Keir Starmer’s biggest mistake was to underestimate Boris Johnson

Matt Bevington
© UK Parliament/Jessica Taylor

There has been no end of navel-gazing in the Labour Party since its poor local election results. Yet, for all the ink spilled, rarely does the party talk about one crucial reason it continues to perform so poorly: continually underestimating Boris Johnson. From this mistake follows a litany of others. 

Voters don’t see Boris Johnson as Labour sees him. A core plank of Labour’s strategy has been to point to, as they see it, Johnson’s obvious incompetence. Yet the public, it seems, disagree. Work by the pollster James Johnson immediately after the local elections showed that being competent was, in fact, the reason most cited for voting for Johnson and his party. If you’re a Labour MP, member or voter, let that sink in.

Ultimately, for Labour to effectively counter Johnson, the party has to understand who they’re up against, what voters like about him and that – after winning the London mayoralty twice, the Brexit referendum, the leadership of his party, the 2019 general election and now trouncing Labour in Hartlepool – he might actually be a half-decent politician. Controversial, I know. 

Underestimating Boris Johnson is also at the core of why Labour’s accusations against the government ring hollow. Rather than merely ‘bluff and bluster’, Johnson’s government has actually delivered, on Brexit, the furlough scheme and the vaccine programme. Of course holes can be picked in each of them, but an only semi-engaged public will look at the broad outcomes and conclude Johnson has done a reasonable job in tough circumstances. Labour’s outrage appears out of proportion.

Voters don’t see Keir Starmer as Labour sees him either. Because it is a self-evident truth to most in the Labour Party that Johnson is wholly unsuited to the office of Prime Minister, the assumption is that Starmer automatically appears a more credible alternative to voters by default. This partly explains his passive strategy prior to the local elections – wait long enough and voters will eventually see through the Prime Minister, so the thinking goes. Yet because voters don’t share Labour’s prejudices, the expected benefit to the party’s popularity inevitably fails to materialise. This is writ large in Starmer’s approval ratings, which have gone sharply into reverse. 

It is more than curious that after being so thoroughly defeated by Boris Johnson at the last general election Labour should continue to underestimate him.

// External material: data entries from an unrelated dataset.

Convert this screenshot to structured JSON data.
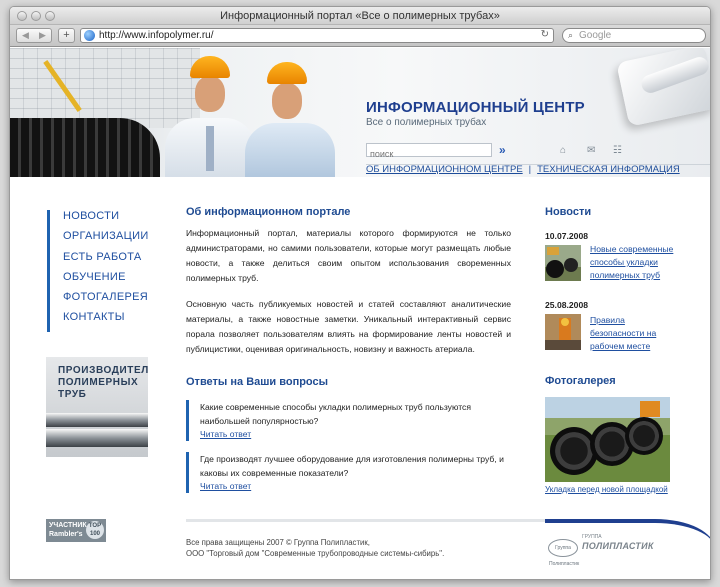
{
  "window": {
    "title": "Информационный портал «Все о полимерных трубах»",
    "url": "http://www.infopolymer.ru/",
    "search_placeholder": "Google"
  },
  "header": {
    "title": "ИНФОРМАЦИОННЫЙ ЦЕНТР",
    "subtitle": "Все о полимерных трубах",
    "search_placeholder": "поиск",
    "nav": [
      {
        "label": "ОБ ИНФОРМАЦИОННОМ ЦЕНТРЕ"
      },
      {
        "label": "ТЕХНИЧЕСКАЯ ИНФОРМАЦИЯ"
      }
    ],
    "separator": "|"
  },
  "sidebar": {
    "items": [
      {
        "label": "НОВОСТИ"
      },
      {
        "label": "ОРГАНИЗАЦИИ"
      },
      {
        "label": "ЕСТЬ РАБОТА"
      },
      {
        "label": "ОБУЧЕНИЕ"
      },
      {
        "label": "ФОТОГАЛЕРЕЯ"
      },
      {
        "label": "КОНТАКТЫ"
      }
    ],
    "banner": {
      "line1": "ПРОИЗВОДИТЕЛЬ",
      "line2": "ПОЛИМЕРНЫХ",
      "line3": "ТРУБ"
    },
    "counter": {
      "line1": "УЧАСТНИК",
      "line2": "Rambler's",
      "top": "TOP 100"
    }
  },
  "main": {
    "about_title": "Об информационном портале",
    "paragraphs": [
      "Информационный портал, материалы которого формируются не только администраторами, но самими пользователи, которые могут размещать любые новости, а также делиться своим опытом использования своременных полимерных труб.",
      "Основную часть публикуемых новостей и статей составляют аналитические материалы, а также новостные заметки. Уникальный интерактивный сервис порала позволяет пользователям влиять на формирование ленты новостей и публицистики, оценивая оригинальность, новизну и важность атериала."
    ],
    "faq_title": "Ответы на Ваши вопросы",
    "faq": [
      {
        "question": "Какие современные способы укладки полимерных труб пользуются наибольшей популярностью?",
        "answer_link": "Читать ответ"
      },
      {
        "question": "Где производят лучшее оборудование для изготовления полимерны труб, и каковы их современные показатели?",
        "answer_link": "Читать ответ"
      }
    ]
  },
  "right": {
    "news_title": "Новости",
    "news": [
      {
        "date": "10.07.2008",
        "title": "Новые современные способы укладки полимерных труб"
      },
      {
        "date": "25.08.2008",
        "title": "Правила безопасности на рабочем месте"
      }
    ],
    "gallery_title": "Фотогалерея",
    "gallery_caption": "Укладка перед новой площадкой"
  },
  "footer": {
    "line1": "Все права защищены 2007 © Группа Полипластик,",
    "line2": "ООО \"Торговый дом \"Современные трубопроводные системы-сибирь\".",
    "logo_small": "ГРУППА",
    "logo_text": "ПОЛИПЛАСТИК",
    "logo_badge": "Группа Полипластик"
  },
  "colors": {
    "brand": "#1f4b92",
    "accent": "#1f63b0",
    "link": "#1f4fa0"
  }
}
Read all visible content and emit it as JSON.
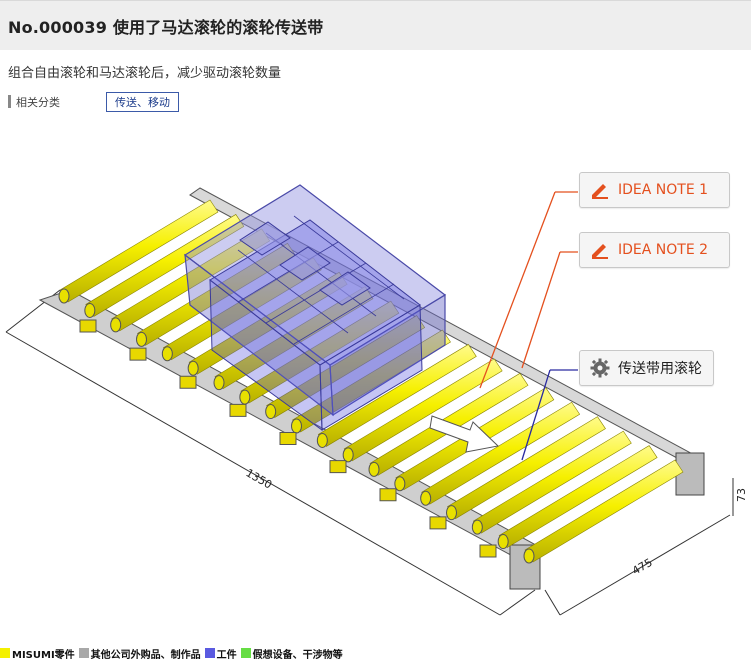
{
  "header": {
    "title": "No.000039 使用了马达滚轮的滚轮传送带"
  },
  "description": "组合自由滚轮和马达滚轮后，减少驱动滚轮数量",
  "category": {
    "label": "相关分类",
    "tag": "传送、移动"
  },
  "notes": [
    {
      "label": "IDEA NOTE 1",
      "icon": "pencil-icon"
    },
    {
      "label": "IDEA NOTE 2",
      "icon": "pencil-icon"
    },
    {
      "label": "传送带用滚轮",
      "icon": "gear-icon"
    }
  ],
  "dimensions": {
    "length": "1350",
    "width": "475",
    "height": "73"
  },
  "legend": [
    {
      "label": "MISUMI零件",
      "color": "#f4f000"
    },
    {
      "label": "其他公司外购品、制作品",
      "color": "#a8a8a8"
    },
    {
      "label": "工件",
      "color": "#5a5ae0"
    },
    {
      "label": "假想设备、干涉物等",
      "color": "#66dd44"
    }
  ],
  "colors": {
    "roller": "#f6f000",
    "idea_accent": "#e4501e",
    "workpiece": "#6b6bd8"
  }
}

Instead – and this says a lot about the party – the explanations for Labour’s losses have been overwhelmingly internal: the Labour leader, the party’s position on Brexit, the party’s shift rightward, the party’s shift leftward — anything it would seem not to acknowledge that Johnson is better at connecting with the voters Labour sees itself as representing than Labour is itself. This runs deeper than a simple tactical mistake. The inability even to comprehend that the Prime Minister could be seen by moderate voters as anything other than a bumbling buffoon speaks to a profound intellectual failure. 

From all these mistakes follows perhaps the most important: the assumption that the party’s former voters would eventually see the light and realise that Labour has their true interests at heart, not the Conservatives. Except it’s not just Johnson’s appeal, substantial though that is, that has led them towards the Conservatives. Just as importantly, Labour has repelled them. Many former Labour voters do not believe the party has their interests at heart, and they may be right. It is not simply that Labour needs to show voters it cares, it needs to share their values and for that it may need to be a different party altogether.

As a result, even if Johnson fails to deliver on his levelling up agenda by the next election – and there is actually plenty of work ongoing to suggest some progress will be made – these are now, if anything, Conservative voters. The ‘Red Wall’ cliché is unhelpful in many ways, but mostly because it implies continued Labour ownership over these voters and these seats. This is a recipe for complacency, and complacency is what it has produced. Unless Labour offers a compelling and credible alternative, they will stick with Johnson, and they may do even if Labour does get its act together. 

The party’s trajectory under Starmer was set on the wrong course from the beginning. As Rafael Behr eloquently wrote recently, Johnson and the Conservatives are not what Labour paint them as. Crucially, this means that Labour also misunderstands how it is seen by voters. If the party had not thought it was taking on an unprincipled chancer but one of the most successful politicians of his generation (and these are not mutually exclusive), Labour might have taken its own difficulties more seriously. That they didn’t speaks to a chronic inability to see beyond their own prejudices, and that may be the most damning conclusion of all.